Secured personal loans fell 1.5% from a year earlier and fell 0.2% from September, compared with the 10-year average gain of 0.4%. Unsecured personal loans rose 1.3% from a year earlier and rose 0.4% from September, compared with the 10-year average gain of 0.7%.

First mortgages also remain surprisingly weak. First mortgages fell 0.1% from a year earlier and rose 0.3% from September, compared with the 10-year average gain of 0.5%.

The results were also a slight improvement from August, when the balance was 0.3% below the year-ago level — the first 12-month drop since start of the dataset in July 2005.

The market is not good, but others are doing much better. The Mortgage Bankers Association estimates first-mortgage balances as of Sept. 30 were 2.6% higher than a year earlier. During the pandemic-era mortgage boom, balances peaked with a 14.7% gain through December 2021.

The strongest boost to credit union lending came from second liens.

Second mortgages rose 7.9% from a year earlier and rose 0.9% from September, compared with the 10-year average gain of 0.5%.

HELOCs rose 13.6% from a year earlier and rose 1.4% from September, compared with the 10-year average gain of 1.1%.

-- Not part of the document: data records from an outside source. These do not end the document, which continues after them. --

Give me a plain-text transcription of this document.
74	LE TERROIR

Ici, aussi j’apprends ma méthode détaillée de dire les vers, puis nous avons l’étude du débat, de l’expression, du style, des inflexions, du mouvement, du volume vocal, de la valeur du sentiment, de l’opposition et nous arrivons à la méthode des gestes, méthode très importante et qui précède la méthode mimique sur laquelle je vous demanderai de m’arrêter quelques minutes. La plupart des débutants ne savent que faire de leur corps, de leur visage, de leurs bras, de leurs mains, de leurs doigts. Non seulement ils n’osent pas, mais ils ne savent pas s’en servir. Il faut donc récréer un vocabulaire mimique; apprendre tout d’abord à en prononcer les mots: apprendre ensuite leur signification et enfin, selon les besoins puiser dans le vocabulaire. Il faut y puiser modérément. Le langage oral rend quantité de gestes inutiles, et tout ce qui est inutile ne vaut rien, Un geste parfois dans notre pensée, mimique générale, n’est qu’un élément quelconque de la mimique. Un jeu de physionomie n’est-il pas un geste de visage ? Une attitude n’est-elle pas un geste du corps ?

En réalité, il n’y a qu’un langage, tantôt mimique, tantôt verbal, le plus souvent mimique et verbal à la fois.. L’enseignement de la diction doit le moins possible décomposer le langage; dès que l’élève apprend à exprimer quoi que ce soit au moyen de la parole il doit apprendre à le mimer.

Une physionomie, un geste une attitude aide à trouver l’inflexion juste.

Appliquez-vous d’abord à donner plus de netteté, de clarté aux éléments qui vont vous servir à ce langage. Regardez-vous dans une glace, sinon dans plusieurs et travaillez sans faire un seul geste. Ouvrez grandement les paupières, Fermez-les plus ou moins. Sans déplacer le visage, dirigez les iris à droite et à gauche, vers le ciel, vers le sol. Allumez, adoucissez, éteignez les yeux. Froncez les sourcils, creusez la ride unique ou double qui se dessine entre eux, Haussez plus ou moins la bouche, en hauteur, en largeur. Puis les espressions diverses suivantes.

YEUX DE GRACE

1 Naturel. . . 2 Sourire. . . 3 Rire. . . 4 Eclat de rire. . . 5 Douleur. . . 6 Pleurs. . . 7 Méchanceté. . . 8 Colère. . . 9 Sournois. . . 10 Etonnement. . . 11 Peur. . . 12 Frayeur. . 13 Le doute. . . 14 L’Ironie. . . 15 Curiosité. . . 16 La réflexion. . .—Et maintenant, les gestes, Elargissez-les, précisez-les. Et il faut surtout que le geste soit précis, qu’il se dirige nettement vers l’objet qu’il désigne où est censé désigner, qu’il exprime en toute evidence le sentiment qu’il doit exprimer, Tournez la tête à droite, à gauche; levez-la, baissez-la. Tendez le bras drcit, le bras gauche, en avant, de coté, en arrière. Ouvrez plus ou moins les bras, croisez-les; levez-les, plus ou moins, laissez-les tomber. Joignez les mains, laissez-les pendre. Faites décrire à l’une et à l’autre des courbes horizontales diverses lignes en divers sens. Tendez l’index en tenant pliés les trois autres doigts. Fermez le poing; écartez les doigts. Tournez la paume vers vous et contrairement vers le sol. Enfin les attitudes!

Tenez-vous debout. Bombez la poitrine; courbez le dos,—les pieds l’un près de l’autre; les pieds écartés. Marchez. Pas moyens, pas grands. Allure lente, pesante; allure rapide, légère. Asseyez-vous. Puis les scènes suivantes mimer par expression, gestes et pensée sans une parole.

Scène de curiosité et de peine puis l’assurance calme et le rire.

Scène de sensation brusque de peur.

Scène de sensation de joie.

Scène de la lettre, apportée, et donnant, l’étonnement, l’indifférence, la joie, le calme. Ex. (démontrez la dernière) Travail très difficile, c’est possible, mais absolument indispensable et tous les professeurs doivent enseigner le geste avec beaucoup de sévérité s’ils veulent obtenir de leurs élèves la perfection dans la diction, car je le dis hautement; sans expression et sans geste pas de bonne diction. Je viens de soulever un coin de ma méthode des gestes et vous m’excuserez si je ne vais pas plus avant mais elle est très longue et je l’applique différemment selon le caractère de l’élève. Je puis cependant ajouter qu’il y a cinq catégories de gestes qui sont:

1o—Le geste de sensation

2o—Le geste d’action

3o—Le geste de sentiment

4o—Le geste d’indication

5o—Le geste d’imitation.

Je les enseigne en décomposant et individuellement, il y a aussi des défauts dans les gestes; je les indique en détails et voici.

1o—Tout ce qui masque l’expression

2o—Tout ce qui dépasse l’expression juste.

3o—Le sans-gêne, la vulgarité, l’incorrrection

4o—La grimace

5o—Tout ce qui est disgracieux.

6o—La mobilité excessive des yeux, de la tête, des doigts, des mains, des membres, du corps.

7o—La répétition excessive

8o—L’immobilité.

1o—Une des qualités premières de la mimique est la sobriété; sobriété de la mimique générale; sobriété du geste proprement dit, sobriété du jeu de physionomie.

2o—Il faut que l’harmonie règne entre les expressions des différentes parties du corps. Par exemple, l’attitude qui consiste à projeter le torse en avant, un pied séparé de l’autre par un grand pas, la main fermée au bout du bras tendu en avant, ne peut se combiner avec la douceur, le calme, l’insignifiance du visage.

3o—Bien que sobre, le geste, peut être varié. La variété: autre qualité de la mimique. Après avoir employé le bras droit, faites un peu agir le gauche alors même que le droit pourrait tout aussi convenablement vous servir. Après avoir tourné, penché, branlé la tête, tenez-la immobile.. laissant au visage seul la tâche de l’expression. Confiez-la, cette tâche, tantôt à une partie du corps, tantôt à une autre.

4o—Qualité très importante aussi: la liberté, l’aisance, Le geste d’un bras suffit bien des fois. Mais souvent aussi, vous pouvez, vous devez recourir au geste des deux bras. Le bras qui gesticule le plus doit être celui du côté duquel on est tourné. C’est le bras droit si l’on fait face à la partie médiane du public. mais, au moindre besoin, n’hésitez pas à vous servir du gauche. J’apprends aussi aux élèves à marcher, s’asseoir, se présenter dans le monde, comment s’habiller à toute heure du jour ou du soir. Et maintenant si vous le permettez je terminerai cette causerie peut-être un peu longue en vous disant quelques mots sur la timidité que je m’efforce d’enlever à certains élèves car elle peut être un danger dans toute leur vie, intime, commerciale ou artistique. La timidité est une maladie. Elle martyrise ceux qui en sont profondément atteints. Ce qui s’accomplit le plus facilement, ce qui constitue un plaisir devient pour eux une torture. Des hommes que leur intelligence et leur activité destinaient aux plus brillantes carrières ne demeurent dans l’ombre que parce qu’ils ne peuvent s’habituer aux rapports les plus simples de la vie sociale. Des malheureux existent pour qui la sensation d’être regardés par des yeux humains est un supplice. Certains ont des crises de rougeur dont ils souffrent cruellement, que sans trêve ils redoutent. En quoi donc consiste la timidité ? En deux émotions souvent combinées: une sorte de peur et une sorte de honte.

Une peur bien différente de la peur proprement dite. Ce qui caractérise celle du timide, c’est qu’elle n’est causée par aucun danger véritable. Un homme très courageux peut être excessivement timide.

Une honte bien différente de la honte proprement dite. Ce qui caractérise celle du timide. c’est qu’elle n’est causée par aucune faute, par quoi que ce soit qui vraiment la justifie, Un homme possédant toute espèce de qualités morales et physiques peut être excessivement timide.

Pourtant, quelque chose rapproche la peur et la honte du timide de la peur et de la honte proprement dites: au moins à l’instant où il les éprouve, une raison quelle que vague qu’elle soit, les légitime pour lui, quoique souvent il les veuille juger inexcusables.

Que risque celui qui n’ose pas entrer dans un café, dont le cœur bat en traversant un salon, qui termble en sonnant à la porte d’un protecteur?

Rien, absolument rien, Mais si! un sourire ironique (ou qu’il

Credit cards also continued to perform above average

The Federal Reserve’s G-19 Consumer Credit Report released Dec. 5 showed credit unions held $87.4 billion in credit card debt on Oct. 31, up 4.2% from a year earlier and up 0.2% from September to October, compared with the 10-year average gain of 0.3%.

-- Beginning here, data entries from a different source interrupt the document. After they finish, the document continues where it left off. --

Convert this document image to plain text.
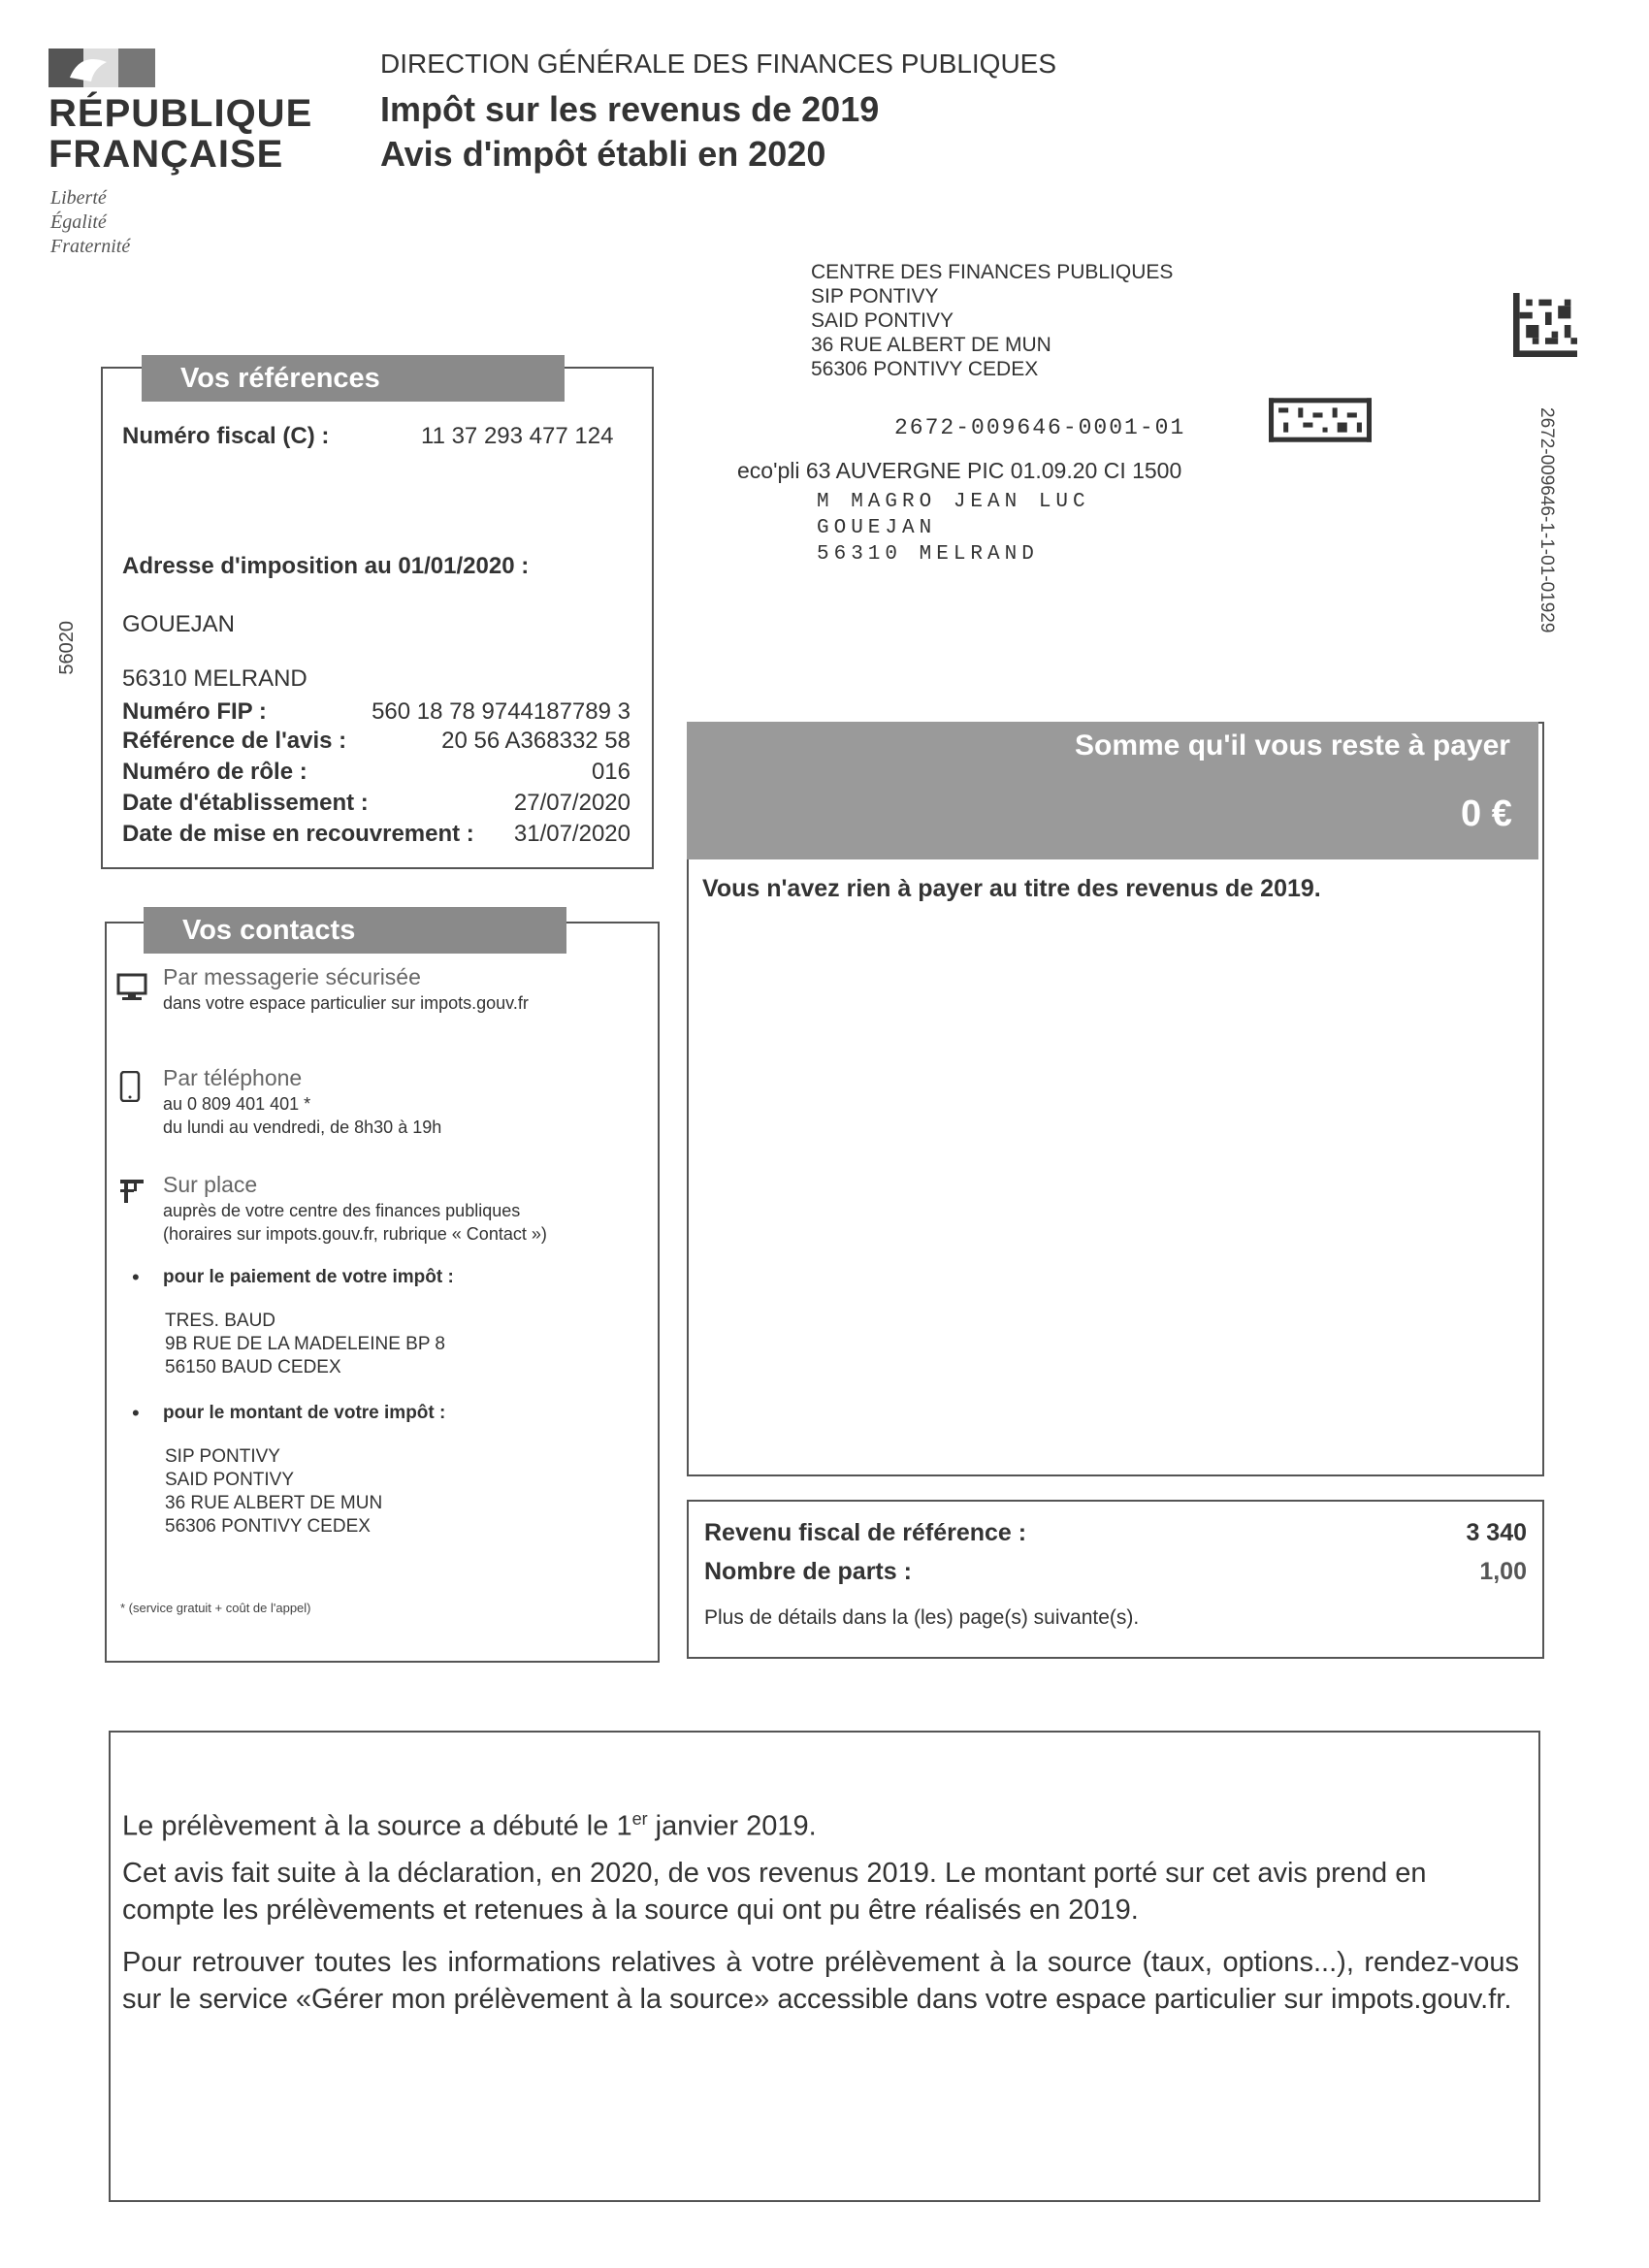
RÉPUBLIQUE
FRANÇAISE
Liberté
Égalité
Fraternité
DIRECTION GÉNÉRALE DES FINANCES PUBLIQUES
Impôt sur les revenus de 2019
Avis d'impôt établi en 2020
CENTRE DES FINANCES PUBLIQUES
SIP PONTIVY
SAID PONTIVY
36 RUE ALBERT DE MUN
56306 PONTIVY CEDEX
2672-009646-0001-01
eco'pli 63 AUVERGNE PIC 01.09.20 CI 1500
M MAGRO JEAN LUC
GOUEJAN
56310 MELRAND	2672-009646-1-1-01-01929
56020
Vos références
Numéro fiscal (C) :	11 37 293 477 124
Adresse d'imposition au 01/01/2020 :
GOUEJAN
56310 MELRAND
Numéro FIP :	560 18 78 9744187789 3
Référence de l'avis :	20 56 A368332 58
Numéro de rôle :	016
Date d'établissement :	27/07/2020
Date de mise en recouvrement :	31/07/2020
Vos contacts
Par messagerie sécurisée
dans votre espace particulier sur impots.gouv.fr
Par téléphone
au 0 809 401 401 *
du lundi au vendredi, de 8h30 à 19h
Sur place
auprès de votre centre des finances publiques
(horaires sur impots.gouv.fr, rubrique « Contact »)
• pour le paiement de votre impôt :
TRES. BAUD
9B RUE DE LA MADELEINE BP 8
56150 BAUD CEDEX
• pour le montant de votre impôt :
SIP PONTIVY
SAID PONTIVY
36 RUE ALBERT DE MUN
56306 PONTIVY CEDEX
* (service gratuit + coût de l'appel)
Somme qu'il vous reste à payer
0 €
Vous n'avez rien à payer au titre des revenus de 2019.
Revenu fiscal de référence :	3 340
Nombre de parts :	1,00
Plus de détails dans la (les) page(s) suivante(s).
Le prélèvement à la source a débuté le 1er janvier 2019.
Cet avis fait suite à la déclaration, en 2020, de vos revenus 2019. Le montant porté sur cet avis prend en compte les prélèvements et retenues à la source qui ont pu être réalisés en 2019.
Pour retrouver toutes les informations relatives à votre prélèvement à la source (taux, options...), rendez-vous sur le service «Gérer mon prélèvement à la source» accessible dans votre espace particulier sur impots.gouv.fr.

Credit unions’ share was 6.8% in October, up from 6.9% in September and 6.4% in October 2024. Banks’ share was 91.9% in October, unchanged from September and down from 92.2% in October 2024.

Banks held $1.2 trillion in credit card debt, down 2.8% from a year earlier and up 0.8% from September, while the 10-year average shows essentially no change from September to October.

AmCU’s monthly credit union lending estimates are pulled from Equifax data and do not include commercial loans, which now make up more than 10% of the movement’s portfolio. The values also differ from NCUA data because of different collection methods, but the monthly Equifax-based data provides glimpses of trends in the months between the NCUA’s quarterly reports.